Gerard McCoy SC, for Kissel, told the court the documents had no place in a criminal trial and his client should never have been subjected to cross-examination on their contents.
He was responding to argument from acting deputy director of public prosecutions Kevin Zervos SC that the examination was warranted because Kissel's legal team had presented the documents to the November 2004 bail hearing in an effort to show she was fit for release.
It was Mr Zervos' case that the mental breakdown and memory loss she claimed to be suffering during her trial for the November 2, 2003, murder of her senior banker husband Robert was a fabrication aimed at staving off awkward questions.

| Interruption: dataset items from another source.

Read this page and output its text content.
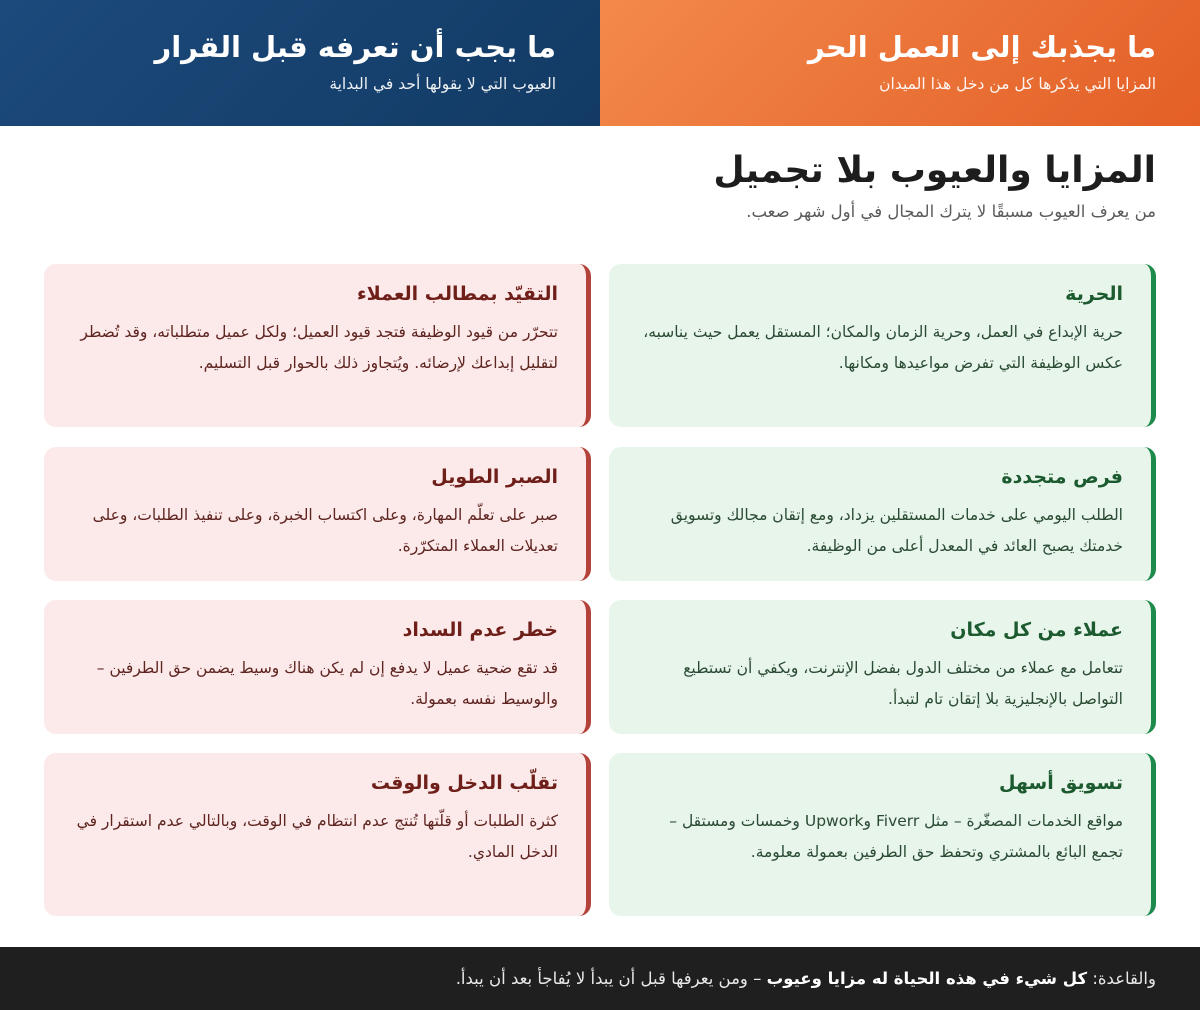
ما يجذبك إلى العمل الحر

المزايا التي يذكرها كل من دخل هذا الميدان

ما يجب أن تعرفه قبل القرار

العيوب التي لا يقولها أحد في البداية

المزايا والعيوب بلا تجميل

من يعرف العيوب مسبقًا لا يترك المجال في أول شهر صعب.

الحرية

حرية الإبداع في العمل، وحرية الزمان والمكان؛ المستقل يعمل حيث يناسبه، عكس الوظيفة التي تفرض مواعيدها ومكانها.

التقيّد بمطالب العملاء

تتحرّر من قيود الوظيفة فتجد قيود العميل؛ ولكل عميل متطلباته، وقد تُضطر لتقليل إبداعك لإرضائه. ويُتجاوز ذلك بالحوار قبل التسليم.

فرص متجددة

الطلب اليومي على خدمات المستقلين يزداد، ومع إتقان مجالك وتسويق خدمتك يصبح العائد في المعدل أعلى من الوظيفة.

الصبر الطويل

صبر على تعلّم المهارة، وعلى اكتساب الخبرة، وعلى تنفيذ الطلبات، وعلى تعديلات العملاء المتكرّرة.

عملاء من كل مكان

تتعامل مع عملاء من مختلف الدول بفضل الإنترنت، ويكفي أن تستطيع التواصل بالإنجليزية بلا إتقان تام لتبدأ.

خطر عدم السداد

قد تقع ضحية عميل لا يدفع إن لم يكن هناك وسيط يضمن حق الطرفين – والوسيط نفسه بعمولة.

تسويق أسهل

مواقع الخدمات المصغّرة – مثل Fiverr وUpwork وخمسات ومستقل – تجمع البائع بالمشتري وتحفظ حق الطرفين بعمولة معلومة.

تقلّب الدخل والوقت

كثرة الطلبات أو قلّتها تُنتج عدم انتظام في الوقت، وبالتالي عدم استقرار في الدخل المادي.

والقاعدة: كل شيء في هذه الحياة له مزايا وعيوب – ومن يعرفها قبل أن يبدأ لا يُفاجأ بعد أن يبدأ.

During the bail hearing her counsel at the time had told the court her mental condition was 'absolutely normal', a conclusion he had reached after examining several documents from Siu Lam Psychiatric Facility and letters of support from three of her friends.
It was the use of that assertion, based purely on the opinion of a barrister, and the documents underlying it at the trial that Mr McCoy took exception to. 'What is the opinion of counsel worth? Nothing. He is not under oath, he is not a witness,' Mr McCoy said. The comment could not be considered evidence for a criminal trial as the standards applied at a bail hearing were far lower.